Search code examples
sqlquery-optimization

Speeding up inner joins between a large table and a small table


This may be a silly question, but it may shed some light on how joins work internally.

Let's say I have a large table L and a small table S (100K rows vs. 100 rows).

Would there be any difference in terms of speed between the following two options?:

OPTION 1:                 OPTION 2:
---------                 ---------
SELECT *                  SELECT *
FROM L INNER JOIN S       FROM S INNER JOIN L
ON L.id = S.id;           ON L.id = S.id;

Notice that the only difference is the order in which the tables are joined.

I realize performance may vary between different SQL languages. If so, how would MySQL compare to Access?


Solution

  • No, the order does not matter.

    Almost all RDBMS's (such MS Access, MySQL, SQL Server, ORACLE etc) use a cost based optimiser based upon column statistics. In most situations, the optimiser will choose a correct plan. In the example you gave, the order will not matter (provided statistics are up to date).

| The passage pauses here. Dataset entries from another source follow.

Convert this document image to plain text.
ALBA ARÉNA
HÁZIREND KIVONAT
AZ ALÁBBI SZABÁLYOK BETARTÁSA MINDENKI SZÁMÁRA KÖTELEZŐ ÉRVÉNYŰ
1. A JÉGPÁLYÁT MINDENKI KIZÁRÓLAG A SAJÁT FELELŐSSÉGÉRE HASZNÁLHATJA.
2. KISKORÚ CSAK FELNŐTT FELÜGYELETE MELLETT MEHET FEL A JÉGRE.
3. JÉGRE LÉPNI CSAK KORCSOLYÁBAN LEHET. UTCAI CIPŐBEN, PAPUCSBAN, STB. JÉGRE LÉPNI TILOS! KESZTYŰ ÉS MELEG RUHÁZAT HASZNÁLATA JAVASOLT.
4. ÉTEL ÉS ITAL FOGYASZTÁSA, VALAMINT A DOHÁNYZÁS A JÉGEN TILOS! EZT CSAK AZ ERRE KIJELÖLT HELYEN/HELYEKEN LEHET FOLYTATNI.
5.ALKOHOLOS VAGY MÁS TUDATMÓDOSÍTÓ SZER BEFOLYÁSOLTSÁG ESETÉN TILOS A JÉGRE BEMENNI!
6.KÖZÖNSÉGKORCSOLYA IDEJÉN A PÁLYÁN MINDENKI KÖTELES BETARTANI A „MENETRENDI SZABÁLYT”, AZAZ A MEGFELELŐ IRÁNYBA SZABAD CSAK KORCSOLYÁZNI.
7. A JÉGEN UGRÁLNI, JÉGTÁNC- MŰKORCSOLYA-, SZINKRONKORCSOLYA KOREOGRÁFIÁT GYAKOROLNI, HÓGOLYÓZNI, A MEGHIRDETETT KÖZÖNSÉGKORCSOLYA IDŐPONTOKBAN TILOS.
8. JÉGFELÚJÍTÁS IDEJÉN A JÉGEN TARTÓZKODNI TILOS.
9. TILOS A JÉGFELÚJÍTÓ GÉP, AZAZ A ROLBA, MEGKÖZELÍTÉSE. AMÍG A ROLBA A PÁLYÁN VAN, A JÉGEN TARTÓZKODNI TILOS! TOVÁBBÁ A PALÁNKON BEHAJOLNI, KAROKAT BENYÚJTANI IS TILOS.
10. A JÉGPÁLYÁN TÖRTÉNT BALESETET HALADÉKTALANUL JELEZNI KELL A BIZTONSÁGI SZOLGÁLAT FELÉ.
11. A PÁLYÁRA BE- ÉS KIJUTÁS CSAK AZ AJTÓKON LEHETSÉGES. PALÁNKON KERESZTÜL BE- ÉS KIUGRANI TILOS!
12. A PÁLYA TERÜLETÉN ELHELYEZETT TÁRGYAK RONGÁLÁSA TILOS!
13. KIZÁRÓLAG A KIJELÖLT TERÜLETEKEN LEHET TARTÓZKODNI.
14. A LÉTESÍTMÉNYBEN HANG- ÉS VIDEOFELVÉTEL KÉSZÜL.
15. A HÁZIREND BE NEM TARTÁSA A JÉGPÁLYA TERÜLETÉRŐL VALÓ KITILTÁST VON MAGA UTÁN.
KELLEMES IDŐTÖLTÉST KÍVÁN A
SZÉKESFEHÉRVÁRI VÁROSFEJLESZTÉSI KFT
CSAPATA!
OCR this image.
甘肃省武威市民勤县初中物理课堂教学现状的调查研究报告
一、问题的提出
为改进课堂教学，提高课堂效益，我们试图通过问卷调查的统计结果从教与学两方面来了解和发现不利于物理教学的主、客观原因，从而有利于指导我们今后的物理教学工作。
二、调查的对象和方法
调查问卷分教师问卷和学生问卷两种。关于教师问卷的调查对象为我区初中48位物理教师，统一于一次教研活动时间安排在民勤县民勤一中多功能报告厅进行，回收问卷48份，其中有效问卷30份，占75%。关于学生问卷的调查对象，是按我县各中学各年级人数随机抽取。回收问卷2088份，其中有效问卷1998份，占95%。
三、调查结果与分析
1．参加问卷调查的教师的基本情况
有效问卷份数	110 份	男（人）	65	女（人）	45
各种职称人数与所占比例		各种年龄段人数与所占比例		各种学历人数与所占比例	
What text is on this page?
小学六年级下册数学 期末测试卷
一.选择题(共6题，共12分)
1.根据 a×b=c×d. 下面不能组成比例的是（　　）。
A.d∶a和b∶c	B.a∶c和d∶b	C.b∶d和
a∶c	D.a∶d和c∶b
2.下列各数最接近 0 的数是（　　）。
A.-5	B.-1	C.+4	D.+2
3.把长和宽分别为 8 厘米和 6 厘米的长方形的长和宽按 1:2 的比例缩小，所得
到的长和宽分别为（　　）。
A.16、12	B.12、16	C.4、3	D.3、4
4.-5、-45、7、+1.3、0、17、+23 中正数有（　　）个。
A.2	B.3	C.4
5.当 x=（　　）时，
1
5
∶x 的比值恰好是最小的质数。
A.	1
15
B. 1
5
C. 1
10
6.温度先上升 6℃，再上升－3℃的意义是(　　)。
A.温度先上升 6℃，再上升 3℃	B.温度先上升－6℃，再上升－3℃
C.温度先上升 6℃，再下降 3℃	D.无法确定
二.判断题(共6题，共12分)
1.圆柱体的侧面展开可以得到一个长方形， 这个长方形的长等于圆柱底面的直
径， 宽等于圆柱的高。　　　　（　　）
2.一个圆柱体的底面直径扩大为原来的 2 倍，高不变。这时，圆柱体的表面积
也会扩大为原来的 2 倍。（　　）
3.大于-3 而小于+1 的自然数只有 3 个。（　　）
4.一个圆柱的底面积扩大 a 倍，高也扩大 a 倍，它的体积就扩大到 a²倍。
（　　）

    To decide what query strategy to use, the Jet Engine optimizer uses statistics. The following factors are some of the factors that these statistics are based on:

    • The number of records in a table
    • The number of data pages in a table
    • The location of the table
    • Whether indexes are present
    • How unique the indexes are

    Note: You cannot view Jet database engine optimization schemes, and you cannot specify how to optimize a query. However, you can use the Database Documenter to determine whether indexes are present and how unique an index is.

    Based on these statistics, the Optimizer then selects the best internal query strategy for dealing with a particular query.

    The statistics are updated whenever a query is compiled. A query is flagged for compiling when you save any changes to the query (or its underlying tables) and when the database is compacted. If a query is flagged for compiling, the compiling and the updating of statistics occurs the next time that the query is run. Compiling typically takes from one second to four seconds.

    If you add a significant number of records to your database, you must open and then save your queries to recompile the queries. For example, if you design and then test a query by using a small set of sample data, you must re-compile the query after additional records are added to the database. When you do this, you want to make sure that optimal query performance is achieved when your application is in use.

    Ref.

    Might be of interest: ACC: How to Optimize Queries in Microsoft Access 2.0, Microsoft Access 95, and Microsoft Access 97

    Tony Toews's Microsoft Access Performance FAQ is worth reading.

    There's a caveat to "JOIN order does not matter".

    If your RDBMS's cost based query optimiser times out creating the query plan then the join order COULD matter. Cost based optimisers have finite resources (both CPU time and memory) in which to construct a query plan. If they time out during the compilation stage, you will get the best plan found so far.

    TLDR; If you have complex queries that receive a plan compilation timeout (not query execution timeout), then put your most restrictive joins first. That way, at the point the query plan optimiser times out, it will increase the chance that a 'better' plan was found.

    Of course, if you are experiencing query plan compilation timeouts, you should probably simplify your query.